The Relativity of Weather Alerts & Volunteer Newscasting

Its been a very warm and wet late summer and fall in much of Alaska and Talkeetna has been no different.  We’re already a week into November and we still have no snow on the ground although across the past few days the temperatures have finally returned to a more normal range with a low yesterday (Friday, 11/08) morning if just 6.3 F and an afternoon high of 22.3 F.  Yesterday I saw an alert issued by NWS for a rain/snow event over the weekend; this morning they had fleshed out said alert with details and these surprised me a bit.  Although NWS just posted a ‘Winter Weather Advisory’ for the northern Susitna River Valley including Talkeetna I was shocked to see the forecast calling for anywhere from six to twelve inches of snow by Sunday afternoon!  In SE Michigan this kind of snow accumulation would’ve generated a ‘Winter Storm Warning’ and probably even a ‘Heavy Snow Warning’ as well.  Yet up here its just a ‘Winter Weather Advisory’.  In SE Michigan such an advisory would be given for snowfall in the range of two to four inches.  Without question I’ll be re-learning the relative severity of NWS issued weather statements across the next few years.

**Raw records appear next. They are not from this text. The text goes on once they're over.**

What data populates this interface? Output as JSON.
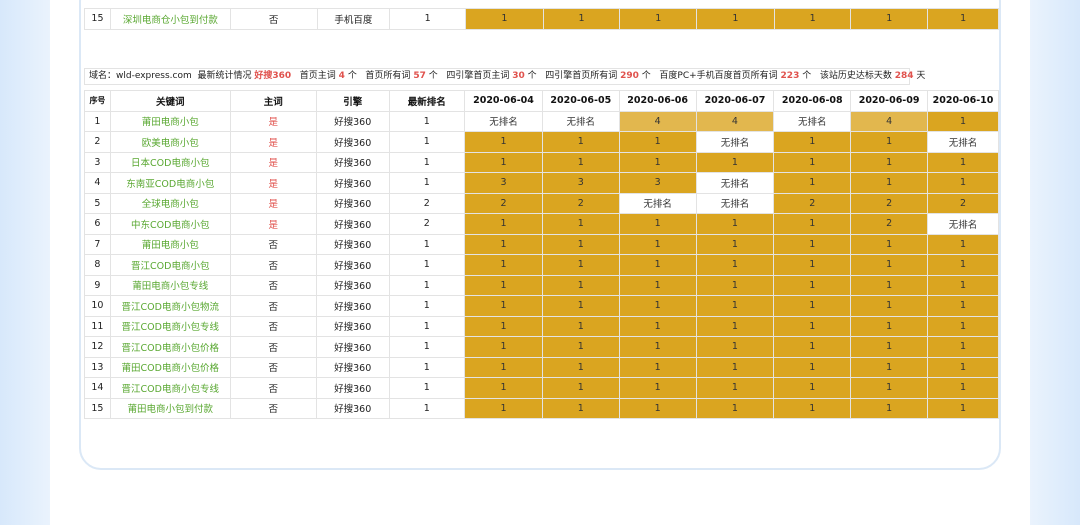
{
  "top_row": {
    "idx": "15",
    "keyword": "深圳电商仓小包到付款",
    "main": "否",
    "engine": "手机百度",
    "rank": "1",
    "cells": [
      "1",
      "1",
      "1",
      "1",
      "1",
      "1",
      "1"
    ]
  },
  "info": {
    "domain_label": "域名：",
    "domain": "wld-express.com",
    "stat_label": "最新统计情况",
    "engine": "好搜360",
    "home_main_label": "首页主词",
    "home_main": "4",
    "unit1": "个",
    "home_all_label": "首页所有词",
    "home_all": "57",
    "unit2": "个",
    "four_main_label": "四引擎首页主词",
    "four_main": "30",
    "unit3": "个",
    "four_all_label": "四引擎首页所有词",
    "four_all": "290",
    "unit4": "个",
    "baidu_label": "百度PC+手机百度首页所有词",
    "baidu_all": "223",
    "unit5": "个",
    "days_label": "该站历史达标天数",
    "days": "284",
    "unit6": "天"
  },
  "table": {
    "headers": {
      "idx": "序号",
      "keyword": "关键词",
      "main": "主词",
      "engine": "引擎",
      "rank": "最新排名"
    },
    "dates": [
      "2020-06-04",
      "2020-06-05",
      "2020-06-06",
      "2020-06-07",
      "2020-06-08",
      "2020-06-09",
      "2020-06-10"
    ],
    "rows": [
      {
        "idx": "1",
        "keyword": "莆田电商小包",
        "main": "是",
        "engine": "好搜360",
        "rank": "1",
        "cells": [
          "无排名",
          "无排名",
          "4",
          "4",
          "无排名",
          "4",
          "1"
        ]
      },
      {
        "idx": "2",
        "keyword": "欧美电商小包",
        "main": "是",
        "engine": "好搜360",
        "rank": "1",
        "cells": [
          "1",
          "1",
          "1",
          "无排名",
          "1",
          "1",
          "无排名"
        ]
      },
      {
        "idx": "3",
        "keyword": "日本COD电商小包",
        "main": "是",
        "engine": "好搜360",
        "rank": "1",
        "cells": [
          "1",
          "1",
          "1",
          "1",
          "1",
          "1",
          "1"
        ]
      },
      {
        "idx": "4",
        "keyword": "东南亚COD电商小包",
        "main": "是",
        "engine": "好搜360",
        "rank": "1",
        "cells": [
          "3",
          "3",
          "3",
          "无排名",
          "1",
          "1",
          "1"
        ]
      },
      {
        "idx": "5",
        "keyword": "全球电商小包",
        "main": "是",
        "engine": "好搜360",
        "rank": "2",
        "cells": [
          "2",
          "2",
          "无排名",
          "无排名",
          "2",
          "2",
          "2"
        ]
      },
      {
        "idx": "6",
        "keyword": "中东COD电商小包",
        "main": "是",
        "engine": "好搜360",
        "rank": "2",
        "cells": [
          "1",
          "1",
          "1",
          "1",
          "1",
          "2",
          "无排名"
        ]
      },
      {
        "idx": "7",
        "keyword": "莆田电商小包",
        "main": "否",
        "engine": "好搜360",
        "rank": "1",
        "cells": [
          "1",
          "1",
          "1",
          "1",
          "1",
          "1",
          "1"
        ]
      },
      {
        "idx": "8",
        "keyword": "晋江COD电商小包",
        "main": "否",
        "engine": "好搜360",
        "rank": "1",
        "cells": [
          "1",
          "1",
          "1",
          "1",
          "1",
          "1",
          "1"
        ]
      },
      {
        "idx": "9",
        "keyword": "莆田电商小包专线",
        "main": "否",
        "engine": "好搜360",
        "rank": "1",
        "cells": [
          "1",
          "1",
          "1",
          "1",
          "1",
          "1",
          "1"
        ]
      },
      {
        "idx": "10",
        "keyword": "晋江COD电商小包物流",
        "main": "否",
        "engine": "好搜360",
        "rank": "1",
        "cells": [
          "1",
          "1",
          "1",
          "1",
          "1",
          "1",
          "1"
        ]
      },
      {
        "idx": "11",
        "keyword": "晋江COD电商小包专线",
        "main": "否",
        "engine": "好搜360",
        "rank": "1",
        "cells": [
          "1",
          "1",
          "1",
          "1",
          "1",
          "1",
          "1"
        ]
      },
      {
        "idx": "12",
        "keyword": "晋江COD电商小包价格",
        "main": "否",
        "engine": "好搜360",
        "rank": "1",
        "cells": [
          "1",
          "1",
          "1",
          "1",
          "1",
          "1",
          "1"
        ]
      },
      {
        "idx": "13",
        "keyword": "莆田COD电商小包价格",
        "main": "否",
        "engine": "好搜360",
        "rank": "1",
        "cells": [
          "1",
          "1",
          "1",
          "1",
          "1",
          "1",
          "1"
        ]
      },
      {
        "idx": "14",
        "keyword": "晋江COD电商小包专线",
        "main": "否",
        "engine": "好搜360",
        "rank": "1",
        "cells": [
          "1",
          "1",
          "1",
          "1",
          "1",
          "1",
          "1"
        ]
      },
      {
        "idx": "15",
        "keyword": "莆田电商小包到付款",
        "main": "否",
        "engine": "好搜360",
        "rank": "1",
        "cells": [
          "1",
          "1",
          "1",
          "1",
          "1",
          "1",
          "1"
        ]
      }
    ]
  },
  "colors": {
    "gold": "#daa520",
    "light_gold": "#e2b74e",
    "red": "#e0524d",
    "green": "#5aa832"
  }
}
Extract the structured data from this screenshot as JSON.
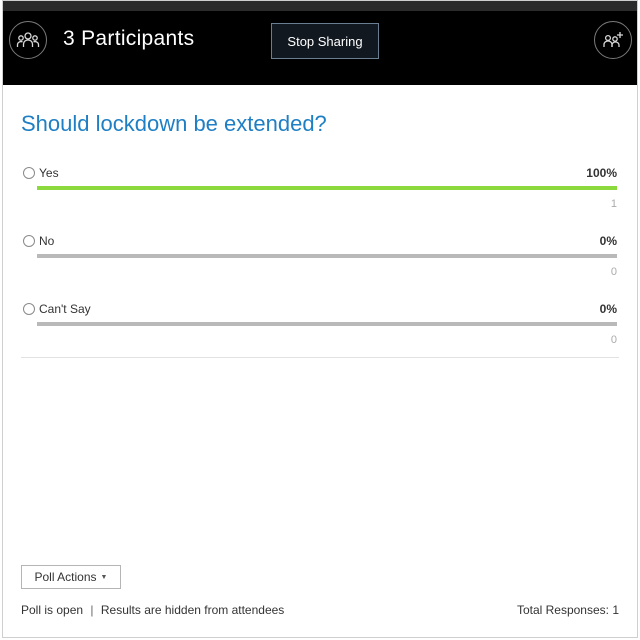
{
  "header": {
    "participants_title": "3 Participants",
    "stop_sharing_label": "Stop Sharing",
    "participants_icon": "people-group-icon",
    "add_participant_icon": "add-people-icon"
  },
  "poll": {
    "question": "Should lockdown be extended?",
    "options": [
      {
        "label": "Yes",
        "percent": "100%",
        "count": "1",
        "fraction": 1.0
      },
      {
        "label": "No",
        "percent": "0%",
        "count": "0",
        "fraction": 0.0
      },
      {
        "label": "Can't Say",
        "percent": "0%",
        "count": "0",
        "fraction": 0.0
      }
    ],
    "actions_label": "Poll Actions",
    "status_open": "Poll is open",
    "status_separator": "|",
    "status_hidden": "Results are hidden from attendees",
    "total_responses": "Total Responses: 1"
  },
  "colors": {
    "accent_blue": "#1f7fc4",
    "bar_fill": "#8bd93c",
    "bar_track": "#b9b9b9",
    "header_bg": "#000000"
  }
}
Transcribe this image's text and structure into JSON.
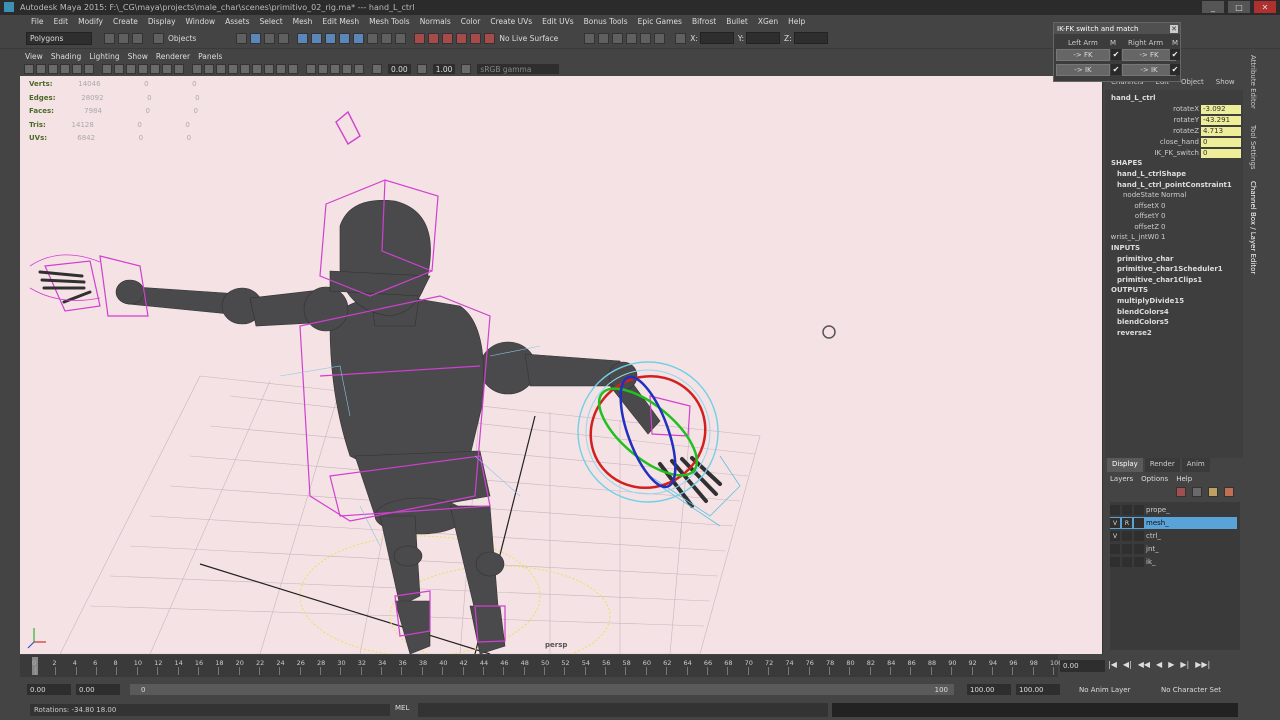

After fumbling my way through my inaugural KTNA newscast last Thursday at noon the program director decided I was ready for a regular posting and assigned me to do the local evening news on Wednesdays and Thursdays from 18:00 to 18:25 AKST.  I was a bit surprised as I didn’t think I’d done very well at all but then the only way to improve one’s presence and delivery is to practice so the poor locals around Talkeetna will just have to buck up while I work to get my sound and rhythm perfected and in place.  All the staff and volunteers I’ve spoken to have been very kind and supportive; without question its their personalities that really encouraged me to give this volunteering a shot.  Never having done anything like this previously it has been a bit of stretch and that’s okay because I’ve found that while I’m usually initially hesitant I ultimately do enjoying forcing myself to try new things.  I suppose to most folks packing up one’s household, driving it 4200 miles to a place one has never lived previously, unloading it and then working to settle into a rural lifestyle after living exclusively urban in the lower 48 for 60 years could qualify as a bit of ‘stretching’ but to me it was fulfilling a dream so I really don’t see it from that same perspective.  Without question I’ve finally found ‘home’ and in this sense the staff and volunteers of KTNA are rather like my extended family.  I am looking forward to really making a place for myself in this eclectic community and I know my on-air volunteering will indeed help this happen..!

Two Views of Denali

Denali In Early AM Light

This was taken around Mile 5 of the Spur leading into Talkeetna. The morning sunlight of November 8, 2013 is producing an ‘Alpen Glow’ effect on the mighty mountain

Denali Noon 11082013

Here’s almost the same view of the ‘Old Man’ taken maybe three hours later on the same date (11/08/13); notice the long shadows?  These serve to illustrate just how low on the horizon the November sun really is as this image was taken around 12:15 AKST and that’s just half an hour before the solar maximum for that date!